I read the BBC News to keep myself informed, and the BBC News app on my iPhone is one of the most used of all my apps.
It's always good to be skeptical, and critical, of all news sources - not just the ones we love to hate (I'm looking at you, Fox News), but also the news sources we trust for our information. These trusted news sources have a hand to play in shaping how we view the world.
I've always liked seeing transparency in news articles. When an article makes clear any edits it makes, including edits to correct mistakes, it makes me feel more confident in that source. Sometimes there's also accidental transparency, such as when the URL for an online news article retains an older article title. Of course, you have to be wary of this - some news sources have a URL (e.g. http://www.stuff.co.nz/technology/2465985/The-good-and-bad-of-teeny-URLs) that consists of both a unique identifier for the article (e.g. 2465985) and a human readable, URL friendly title (e.g. The-good-and-bad-of-teeny-URLs) - and making changes to the human readable portion of the URL will still take you to the page in question. Using the above URL as an example, we could edit the URL and still be taken to the same article:
All of this brings me back to the BBC app. Today I read an article about how Russia is potentially planning to run a nationwide test where the country disconnects from the wider internet. Russia's aim is to ensure they are self-sufficient, and that they have the necessary services (DNS, etc) to still have an operational national network if they even lose network connectivity to the wider world.
A couple of hours later, when I returned to the BBC News app to check the news again, I noticed that the headline of the article was quite alarmist - and misleading:
I was convinced that, when I read the article, the headline was better - much more descriptive, and less misleading.
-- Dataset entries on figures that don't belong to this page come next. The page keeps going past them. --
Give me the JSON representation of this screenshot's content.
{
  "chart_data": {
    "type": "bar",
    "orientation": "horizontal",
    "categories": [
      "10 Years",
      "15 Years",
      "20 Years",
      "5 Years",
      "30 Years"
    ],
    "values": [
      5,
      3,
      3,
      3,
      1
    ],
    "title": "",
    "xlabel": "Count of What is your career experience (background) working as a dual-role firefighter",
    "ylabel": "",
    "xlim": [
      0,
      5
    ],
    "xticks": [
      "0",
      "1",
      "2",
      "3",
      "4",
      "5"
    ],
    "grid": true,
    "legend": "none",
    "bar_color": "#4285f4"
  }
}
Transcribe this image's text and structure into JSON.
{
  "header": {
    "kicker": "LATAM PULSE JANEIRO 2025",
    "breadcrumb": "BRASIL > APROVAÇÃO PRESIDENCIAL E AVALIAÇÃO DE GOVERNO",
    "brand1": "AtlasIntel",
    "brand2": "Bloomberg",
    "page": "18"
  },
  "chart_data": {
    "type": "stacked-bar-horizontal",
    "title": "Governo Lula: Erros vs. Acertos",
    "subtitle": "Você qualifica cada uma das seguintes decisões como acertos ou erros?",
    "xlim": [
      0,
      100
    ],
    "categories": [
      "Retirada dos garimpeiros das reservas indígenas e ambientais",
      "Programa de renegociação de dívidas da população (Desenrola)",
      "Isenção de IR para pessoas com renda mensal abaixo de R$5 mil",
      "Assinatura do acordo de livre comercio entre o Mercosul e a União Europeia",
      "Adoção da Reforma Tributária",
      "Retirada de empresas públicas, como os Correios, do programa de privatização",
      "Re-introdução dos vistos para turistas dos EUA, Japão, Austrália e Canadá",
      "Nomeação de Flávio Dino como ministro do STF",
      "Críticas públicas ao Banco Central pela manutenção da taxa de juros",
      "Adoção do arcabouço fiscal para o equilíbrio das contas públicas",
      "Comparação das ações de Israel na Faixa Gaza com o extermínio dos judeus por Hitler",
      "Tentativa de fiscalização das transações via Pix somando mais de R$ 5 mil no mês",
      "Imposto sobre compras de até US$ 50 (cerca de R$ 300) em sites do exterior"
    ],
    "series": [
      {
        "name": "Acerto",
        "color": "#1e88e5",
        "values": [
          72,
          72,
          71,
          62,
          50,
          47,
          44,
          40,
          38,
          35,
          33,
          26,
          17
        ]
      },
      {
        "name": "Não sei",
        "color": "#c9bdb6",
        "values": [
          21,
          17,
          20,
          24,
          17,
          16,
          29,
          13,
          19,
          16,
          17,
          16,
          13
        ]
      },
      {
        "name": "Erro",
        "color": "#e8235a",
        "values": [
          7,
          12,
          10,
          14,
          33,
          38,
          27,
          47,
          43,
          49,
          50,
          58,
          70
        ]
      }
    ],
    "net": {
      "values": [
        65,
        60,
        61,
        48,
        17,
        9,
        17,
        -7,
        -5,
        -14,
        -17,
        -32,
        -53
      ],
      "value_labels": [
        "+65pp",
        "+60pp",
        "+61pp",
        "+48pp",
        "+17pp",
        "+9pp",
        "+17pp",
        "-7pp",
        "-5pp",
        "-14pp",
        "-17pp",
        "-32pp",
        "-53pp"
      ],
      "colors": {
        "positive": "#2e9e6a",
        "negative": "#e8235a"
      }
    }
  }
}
The new title makes it sound like Russia is considering a permanent disconnection from the internet, not a temporary test. However, there was nothing in the article - either in my mobile app or on the BBC website - that mentioned an older headline.
I figured that there must be somewhere online that is tracking changes to article titles like this one. Hopefully I could find out if I was mistaken, or if the BBC had actually changed the title of the article.
It didn't take long to find News Sniffer. The News Sniffer website tracks all changes to articles on a variety of news websites such as BBC News, The Guardian, The New York Times and The Washington Post. The site has a simple interface, where you can search by article title to find the article you're interested in. In this case, a search brings up this page:
Although the default link takes you a page that that shows latest two versions of the article, there are navigation arrows that let you move back and forth between pairs of revisions - there's a gotcha here that the earliest version for each article is 0, not 1 (in programming, arrays are 0 indexed, meaning that the first item in a list is numbered 0). There's also an undocumented page if you remove the diff part of the URL, which will give you an overview of all article revisions:
# Russia considers 'unplugging' from internet
This article is from the source 'bbc' and was first published or seen on February 11, 2019 12:48 (UTC). The next check for changes will be February 12, 2019 06:25
You can find the current article at its original source at https://www.bbc.co.uk/news/technology-47198426
The article has changed 3 times. There is an RSS feed of changes available.
Version Created at Period Title 0 February 11, 2019 12:50 Russia to test cyber-war defences 1 February 11, 2019 14:05 about 1 hour later Russia plans to 'unplug' from internet 2 February 11, 2019 17:00 about 3 hours later Russia considers 'unplugging' from internet
Haha! Now we can see that the original, less misleading, title of the article was:
I don't know why the BBC decided to edit that headline, but I really hope that it wasn't an effort to turn the article in to clickbait. It's not going to be good if my preferred news source starts writing misleading article titles in an effort to increase readership.